This script tests multiple data columns for normality using the Anderson-Darling method. Each column can be split into groups by a categorical column and each group tested individually if required.
The output is an interactive report ranked by the A-squared statistic as a ratio of the critical value at a 5% confidence level (so data with different population sizes can be compared directly).
The work is done using the scipy python library and requires JMP 18+.
I was originally looking for a way to practice using the new python integration in JMP18, but that ended up being a very small part of the script, with the majority being the data manipulation and the interactive report writing!

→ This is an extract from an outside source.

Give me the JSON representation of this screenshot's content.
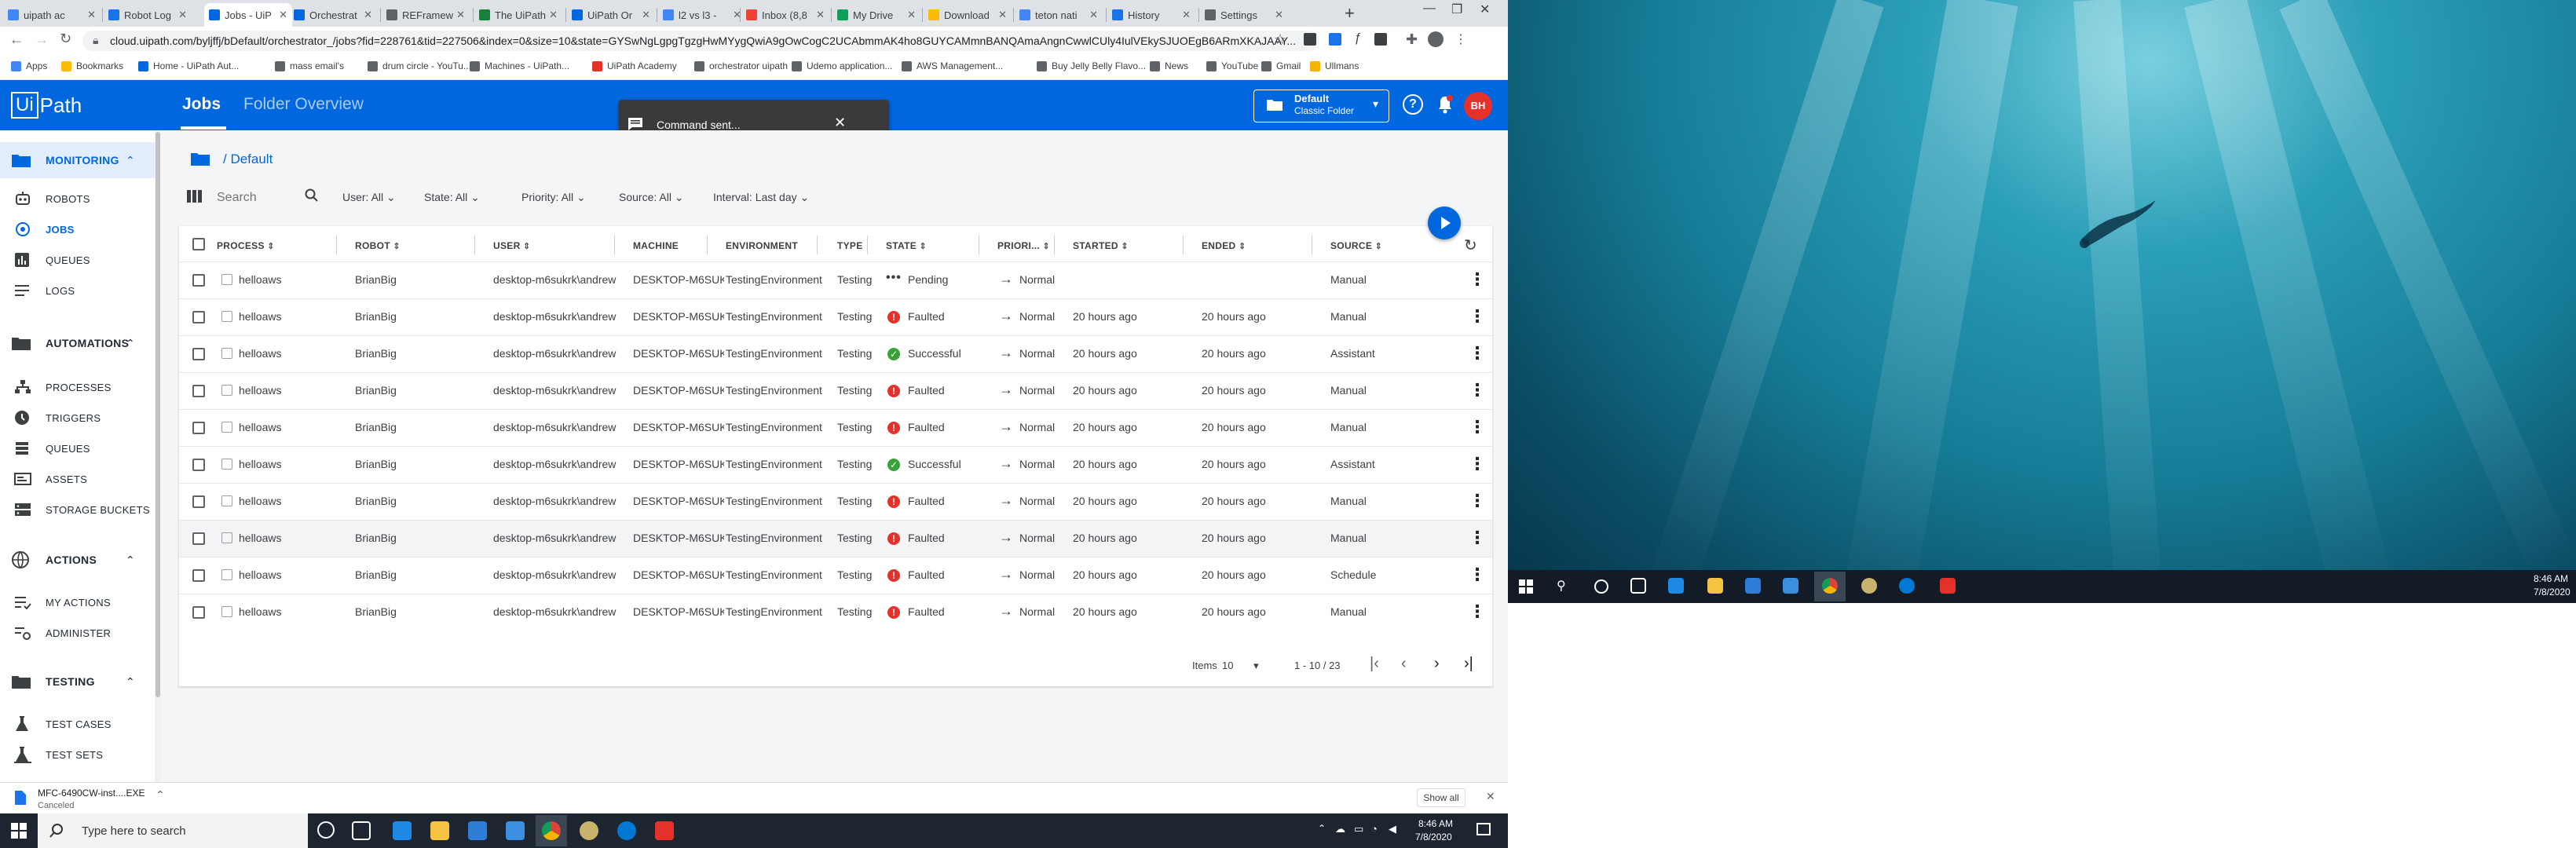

When you run the script it will ask you to choose the data columns you wish to calculate normality for, and optionally a further grouping column (I'm using the Semiconductor Capability sample data set):
The output is an interactive report ordered from most non-normal to most normal. If you specify a grouping column, it defaults to showing one data column using a local data filter. If there's no grouping column, the filter is removed.
Select a row to show a run chart and distribution report for that subset of the data.
Note: it is NOT extensively tested or optimised, as it was mainly a spare-time learning project for myself. It's probably overkill for what it does, but there are useful tricks in there that may be valuable to others. Suggestions and comments therefore always welcome.
The Semiconductor Capability dataset isn't the best for demo purposes as none of the data is especially non-normal, but it shows the idea.